In the midst of all this packing, my husband and I have also been trying to figure out what to do for our families this Christmas – seeing as we’re trying to save money and get rid of more possessions than we’re comfortable with, it’s kind of nerve-wracking to go Christmas shopping.
However, here’s the situation (it’s most certainly not a problem, it’s actually quite a blessing): I inherited six small nephews when I married my husband. Like, small enough to not fully understand the impact of getting rid of all our “grown up” things and moving across the country. Small enough that we want to give them gifts that will awe them. All of them are under 11 years old, and precious as can be.
When my husband and I have kids, we’re definitely going to try and keep Christmas low-key and focus more on family time than on presents (this I say now, years away from having kids). But what do you do when you don’t want to force your lifestyle on half a dozen young children that aren’t yours?

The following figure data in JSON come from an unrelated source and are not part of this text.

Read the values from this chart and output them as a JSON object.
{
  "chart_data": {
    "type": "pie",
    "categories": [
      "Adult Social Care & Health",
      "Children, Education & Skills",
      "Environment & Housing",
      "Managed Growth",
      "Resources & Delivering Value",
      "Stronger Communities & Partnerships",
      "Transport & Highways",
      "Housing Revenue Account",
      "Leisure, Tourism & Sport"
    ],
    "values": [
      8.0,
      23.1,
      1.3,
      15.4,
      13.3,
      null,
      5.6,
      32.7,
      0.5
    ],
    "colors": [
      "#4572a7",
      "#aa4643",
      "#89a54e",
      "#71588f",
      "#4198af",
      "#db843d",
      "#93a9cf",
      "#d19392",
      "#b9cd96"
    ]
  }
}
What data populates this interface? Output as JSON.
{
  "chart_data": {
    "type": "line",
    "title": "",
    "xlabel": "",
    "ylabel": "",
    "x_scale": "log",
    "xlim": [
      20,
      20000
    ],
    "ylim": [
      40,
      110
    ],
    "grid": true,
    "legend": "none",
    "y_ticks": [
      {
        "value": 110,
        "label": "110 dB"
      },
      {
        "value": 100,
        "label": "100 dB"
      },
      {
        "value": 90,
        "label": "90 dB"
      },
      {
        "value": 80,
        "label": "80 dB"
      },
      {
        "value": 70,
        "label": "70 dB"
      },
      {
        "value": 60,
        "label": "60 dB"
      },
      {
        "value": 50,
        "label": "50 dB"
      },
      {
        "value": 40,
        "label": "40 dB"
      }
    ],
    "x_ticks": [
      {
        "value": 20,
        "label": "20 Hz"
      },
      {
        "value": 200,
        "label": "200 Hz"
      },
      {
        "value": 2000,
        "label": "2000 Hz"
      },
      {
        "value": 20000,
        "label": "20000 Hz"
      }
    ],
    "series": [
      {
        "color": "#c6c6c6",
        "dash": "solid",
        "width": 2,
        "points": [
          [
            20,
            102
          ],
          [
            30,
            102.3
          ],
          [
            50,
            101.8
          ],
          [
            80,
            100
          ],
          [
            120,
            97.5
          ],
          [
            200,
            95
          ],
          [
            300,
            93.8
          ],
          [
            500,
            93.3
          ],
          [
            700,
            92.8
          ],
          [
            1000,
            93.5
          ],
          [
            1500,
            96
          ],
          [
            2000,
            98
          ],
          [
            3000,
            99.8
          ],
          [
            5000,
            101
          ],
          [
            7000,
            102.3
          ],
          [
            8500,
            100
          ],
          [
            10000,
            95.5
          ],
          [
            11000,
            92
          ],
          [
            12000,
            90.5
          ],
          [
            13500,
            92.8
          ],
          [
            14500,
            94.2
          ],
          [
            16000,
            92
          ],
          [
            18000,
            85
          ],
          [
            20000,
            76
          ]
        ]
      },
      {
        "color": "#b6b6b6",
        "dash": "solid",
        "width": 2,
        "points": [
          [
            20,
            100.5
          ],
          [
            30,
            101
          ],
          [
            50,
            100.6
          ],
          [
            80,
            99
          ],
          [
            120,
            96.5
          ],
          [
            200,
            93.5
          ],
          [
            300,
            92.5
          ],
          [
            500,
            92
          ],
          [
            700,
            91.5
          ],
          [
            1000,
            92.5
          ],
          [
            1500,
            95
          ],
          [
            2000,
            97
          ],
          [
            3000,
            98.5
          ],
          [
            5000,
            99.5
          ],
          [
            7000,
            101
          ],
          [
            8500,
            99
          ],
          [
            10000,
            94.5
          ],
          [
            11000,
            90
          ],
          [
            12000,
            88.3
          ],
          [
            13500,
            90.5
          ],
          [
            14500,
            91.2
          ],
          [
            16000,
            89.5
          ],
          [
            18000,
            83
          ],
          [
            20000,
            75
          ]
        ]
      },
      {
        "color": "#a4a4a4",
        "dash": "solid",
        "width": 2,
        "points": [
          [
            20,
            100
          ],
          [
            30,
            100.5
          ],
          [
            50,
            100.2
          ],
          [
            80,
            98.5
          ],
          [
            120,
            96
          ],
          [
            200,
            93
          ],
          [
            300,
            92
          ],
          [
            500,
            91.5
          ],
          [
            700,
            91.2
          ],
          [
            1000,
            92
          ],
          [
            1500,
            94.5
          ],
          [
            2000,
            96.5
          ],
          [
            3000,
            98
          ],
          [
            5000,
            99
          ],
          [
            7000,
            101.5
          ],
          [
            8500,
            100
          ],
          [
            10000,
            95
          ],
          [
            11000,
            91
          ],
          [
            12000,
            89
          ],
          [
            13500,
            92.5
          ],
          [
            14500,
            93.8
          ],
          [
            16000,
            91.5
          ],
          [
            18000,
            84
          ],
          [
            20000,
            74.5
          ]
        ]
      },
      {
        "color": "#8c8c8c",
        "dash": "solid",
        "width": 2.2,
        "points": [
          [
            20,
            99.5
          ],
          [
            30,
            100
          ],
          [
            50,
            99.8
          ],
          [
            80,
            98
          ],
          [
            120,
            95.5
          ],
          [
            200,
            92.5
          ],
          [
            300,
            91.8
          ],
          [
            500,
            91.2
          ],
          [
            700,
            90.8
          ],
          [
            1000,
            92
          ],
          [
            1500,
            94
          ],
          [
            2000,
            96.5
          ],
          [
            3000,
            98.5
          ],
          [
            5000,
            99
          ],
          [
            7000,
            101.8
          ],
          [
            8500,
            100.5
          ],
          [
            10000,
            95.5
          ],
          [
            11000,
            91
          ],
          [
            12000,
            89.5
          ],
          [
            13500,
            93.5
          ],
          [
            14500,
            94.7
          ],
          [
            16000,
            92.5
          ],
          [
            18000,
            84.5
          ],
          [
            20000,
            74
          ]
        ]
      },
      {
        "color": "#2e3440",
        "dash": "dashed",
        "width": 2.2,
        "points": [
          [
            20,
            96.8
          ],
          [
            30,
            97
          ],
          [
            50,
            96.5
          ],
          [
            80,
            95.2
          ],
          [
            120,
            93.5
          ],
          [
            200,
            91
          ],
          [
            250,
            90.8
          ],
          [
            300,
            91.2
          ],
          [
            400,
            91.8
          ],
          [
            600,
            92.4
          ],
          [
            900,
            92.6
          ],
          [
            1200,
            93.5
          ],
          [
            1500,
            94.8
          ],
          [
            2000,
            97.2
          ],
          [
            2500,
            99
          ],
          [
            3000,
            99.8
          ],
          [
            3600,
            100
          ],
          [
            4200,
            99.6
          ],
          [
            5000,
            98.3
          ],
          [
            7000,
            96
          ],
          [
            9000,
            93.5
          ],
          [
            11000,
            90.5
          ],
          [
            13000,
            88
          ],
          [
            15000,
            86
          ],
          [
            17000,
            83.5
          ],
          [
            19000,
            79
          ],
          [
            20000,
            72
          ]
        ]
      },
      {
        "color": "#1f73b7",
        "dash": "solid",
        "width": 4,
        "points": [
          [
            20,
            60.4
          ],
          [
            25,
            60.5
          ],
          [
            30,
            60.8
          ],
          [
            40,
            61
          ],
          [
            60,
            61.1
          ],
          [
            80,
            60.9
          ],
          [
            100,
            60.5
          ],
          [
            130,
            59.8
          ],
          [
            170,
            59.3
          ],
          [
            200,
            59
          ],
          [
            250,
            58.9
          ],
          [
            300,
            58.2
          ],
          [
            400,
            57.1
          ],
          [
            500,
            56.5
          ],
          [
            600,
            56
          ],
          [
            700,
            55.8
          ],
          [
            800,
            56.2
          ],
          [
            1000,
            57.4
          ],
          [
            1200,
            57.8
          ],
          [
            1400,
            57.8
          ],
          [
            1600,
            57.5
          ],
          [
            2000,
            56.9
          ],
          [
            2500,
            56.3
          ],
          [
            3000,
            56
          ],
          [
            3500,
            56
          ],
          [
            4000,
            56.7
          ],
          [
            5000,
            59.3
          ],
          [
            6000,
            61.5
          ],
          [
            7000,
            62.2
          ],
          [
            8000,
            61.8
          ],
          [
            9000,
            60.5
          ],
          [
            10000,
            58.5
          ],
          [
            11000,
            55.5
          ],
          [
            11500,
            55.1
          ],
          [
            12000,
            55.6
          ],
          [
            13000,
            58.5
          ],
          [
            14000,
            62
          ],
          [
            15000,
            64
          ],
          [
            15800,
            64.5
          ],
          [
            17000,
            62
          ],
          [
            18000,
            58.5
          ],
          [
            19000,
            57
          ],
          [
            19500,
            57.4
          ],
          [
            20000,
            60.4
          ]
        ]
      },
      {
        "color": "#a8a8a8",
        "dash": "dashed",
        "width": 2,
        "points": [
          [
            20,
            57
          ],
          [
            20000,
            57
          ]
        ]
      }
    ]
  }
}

I’ll admit, we caved. But it brought up some very interesting conversations.
What we did
My husband’s godson just turned 4 this week, and we wanted to find something he’d be able to enjoy now. And we also wanted to start making more of an effort to recognize the nephews’ birthdays.
So, we spent an overwhelming amount of time at Target (which is anything more than 15 minutes for me these days), where I paced the aisles and wondered aloud, “how long will these toys even last? Junk! It’s all plastic junk! Why do we do this to ourselves?” I’m sure my husband was pleased with that…
After deciding on a Nerf gun for the little guy’s birthday, we decided on books for Christmas. I know books aren’t usually the “dream gift,” but they fit into our budget and I at least knew that they’d get something of value from it (let’s be honest: I enjoyed the heck out of my Captain Underpants book, and I still got a kick out of paging through the one we got for our nephew).
We’ve also been playing Where’s Waldo, another of the books we got for our younger nephew. Two “grown” people, loving the heck out of a book made for children. I love it.
What we’ll do next time
So next year, we’ve decided that we’re going to plan ahead. Books are still a viable option, especially if we’re still on a budget (and again, a moment of honesty: we’re going to be living in LA, so we’re most likely going to be watching our expenses). But hopefully, time and money restraints considered, we’ll be able to offer more “experience” gifts than material ones for Christmas.
I’d love to take the boys for a day of tobogganing and hot chocolate at a nearby state park. I’d love to get them games and learn with them. Maybe spend a day volunteering with them. Heck, I’d even take them to a movie. Something that gives us time with them, especially since they’re all starting to grow up so fast.
Plus, I want to be a cool aunt that’s present – get it? Present? – and memorable.
What we won’t do, though, is get super preachy about consumerism and waste and all that good stuff, because lifestyles should only be shared openly, not forced. Kind of like a vegetarian coming to Thanksgiving dinner and forcing everyone else to eat tofurky – don’t do it. It’s your choice, let them have theirs.
What the rest of our Christmas looks like
This year, we’re forgoing Christmas gifts for each other, with the intention that furnishing our new apartment will be our gift to each other! I’m getting overwhelmingly excited for our new adventure (which begins exactly one month from today).
For our parents and families, we’re making candles and getting wine. Who doesn’t love wine, and how fun/dangerous does first-time candlemaking sound?
When it comes to asking for gifts, we’re simply reminding everyone of our upcoming journey, and not requesting anything specific. Ultimately, we just want to go home and play games and spend quality time with everyone before we take off. And drink wine.
What does your Christmas look like? Do you have suggestions for us and our nephews for next year?